Modrić to Milan Is Perfect — and an Indictment
What does the 39-year-old Croatian legend's potential transfer tell us about Serie A?
Luka Modrić could go to AC Milan, and that’s a headline that makes sense. One of the world’s greatest-ever players headed to one of its biggest clubs. Modrić is 40 in September, though, and Milan are not the powers of Europe that they were in the 90s and 2000s. That this deal is happening while a prime-age Tijjani Reijnders leaves the San Siro for Manchester City might just tell the story of today’s Serie A.
Italy’s league is far from a retirement home, to be clear. There are lots of good teams competing for the top seven or eight spots in the league. There is stunning parity and good football. Anyone who thinks the hyperdefensive calcio of yesteryear still reigns on the peninsula doesn’t watch games.
But it’s also true that Serie A just cannot compete with the financial might of the Premier League, the petroclubs, or even the top end of the Bundesliga or La Liga. Reijnders is going to City because they’ve got the cash to pay him well and put him in a position to win major titles. There aren’t many clubs in Italy who can say either one.
Inter have reached the Champions League final twice in three years — and probably should have won the first of those — but their squad was ultimately too thin to manage a packed schedule across four competitions this term. Even as the powers of Italy over the last few years, they’ve signed a lot of aging players on free transfers. Now the Nerazzuri are embarking on a rebuild, and so might Atalanta. Napoli have put together a couple of great domestic campaigns recently, but Juventus are not the same force of old and Milan have fallen out of contention. How often can we truly expect to see Italian teams at the business end of the Champions League in the years to come?
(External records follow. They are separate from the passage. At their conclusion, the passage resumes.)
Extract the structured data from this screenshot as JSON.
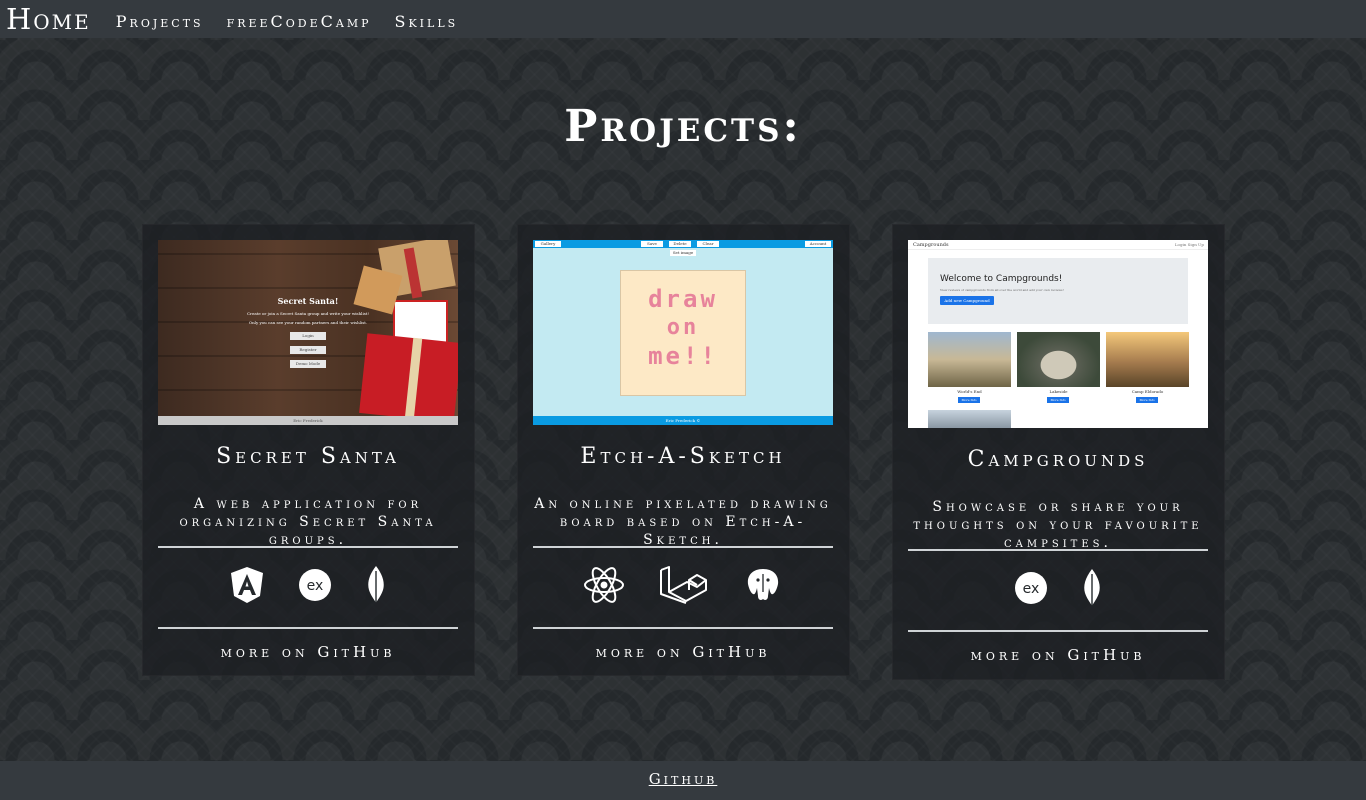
{
  "nav": {
    "brand": "Home",
    "items": [
      "Projects",
      "freeCodeCamp",
      "Skills"
    ]
  },
  "page": {
    "title": "Projects:"
  },
  "cards": [
    {
      "title": "Secret Santa",
      "description": "A web application for organizing Secret Santa groups.",
      "link": "more on GitHub",
      "thumb": {
        "heading": "Secret Santa!",
        "line1": "Create or join a Secret Santa group and write your wishlist!",
        "line2": "Only you can see your random partners and their wishlist.",
        "buttons": [
          "Login",
          "Register",
          "Demo Mode"
        ],
        "footer": "Eric Frederick"
      },
      "icons": [
        "angular-icon",
        "express-icon",
        "mongodb-leaf-icon"
      ]
    },
    {
      "title": "Etch-A-Sketch",
      "description": "An online pixelated drawing board based on Etch-A-Sketch.",
      "link": "more on GitHub",
      "thumb": {
        "menu_left": "Gallery",
        "menu_center": [
          "Save",
          "Delete",
          "Clear"
        ],
        "menu_right": "Account",
        "sub": "Set image",
        "drawn_line1": "draw",
        "drawn_line2": "on",
        "drawn_line3": "me!!",
        "footer": "Eric Frederick ©"
      },
      "icons": [
        "react-icon",
        "laravel-icon",
        "postgresql-icon"
      ]
    },
    {
      "title": "Campgrounds",
      "description": "Showcase or share your thoughts on your favourite campsites.",
      "link": "more on GitHub",
      "thumb": {
        "brand": "Campgrounds",
        "auth": "Login  Sign Up",
        "welcome": "Welcome to Campgrounds!",
        "welcome_sub": "View reviews of campgrounds from all over the world and add your own reviews!",
        "add_button": "Add new Campground",
        "items": [
          "World's End",
          "Lakeside",
          "Camp Eldorado"
        ],
        "more": "More Info"
      },
      "icons": [
        "express-icon",
        "mongodb-leaf-icon"
      ]
    }
  ],
  "footer": {
    "link": "Github",
    "cut": ""
  }
}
It would be romantic for Modrić to go to Milan, and he’d surely play some great passes. But it’s not the move of a team ready to compete with Real Madrid, the club that the legendary Croatian will soon depart after winning everything many times over. Another of the great midfielders of the modern era, 33-year-old Kevin De Bruyne, is coming down to play for the Italian champions, Napoli — but only after City told him he was finished at their level. If Inter aren’t there among the powers of Europe next season, it’s hard to see any of their peers in Serie A taking their place on the mountaintop.
While the Club World Cup pretends to decide which is the World’s Best Club, we’ll make another assessment ….
The best teams in Europe at the beginning of Summer 2025:
PSG
BARCELONA
LIVERPOOL
INTER MILAN
ARSENAL
BAYERN MUNICH
REAL MADRID
NAPOLI
ATLÉTICO MADRID
MANCHESTER CITY
BAYER LEVERKUSEN
Inter Milan are set for a complete reboot this summer after disastrous defeat in the Champions League final, but they were nonetheless a hugely impressive team last season. They just didn’t have a big enough squad to play 59 matches at high intensity.
Arsenal’s problems were similar, with a lot of players missing a lot of games. They took a major backwards step with their goalscoring, but who apart from Liverpool gave PSG a better game this spring? The Gunners dealt Real Madrid a beating in the Champions League quarterfinals, too, but Los Blancos are a strong side who finished four points behind swashbuckling Barcelona in La Liga. Alongside PSG, those Catalans were the attacking class of Europe.
Napoli won Serie A at Inter’s expense but without a hugely impressive points tally, which is why they’re behind Madrid and Bayern Munich. The Bavarians lost to Inter in the UCL quarterfinals in April — no shame there — and won the Bundesliga at a canter. They’re breathing down Arsenal’s neck here.
Manchester City and Atlético Madrid had disappointing seasons, but they both went out to Real Madrid in the Champions League and finished third domestically. Leverkusen did not show up massively well in Germany or Europe, but it was Bayern who knocked them out of contention in both the league and Champions League.
How different will this table look in August?
Great read. Think it's still fair to say with the obvious financial discrepancies, Milan don't help themselves by being a basket case. Saw they want to sign Zinchenko. Surely would be much more worthwhile looking at younger, higher resale value players than spending £15m a piece on him and Emerson Royal, for example.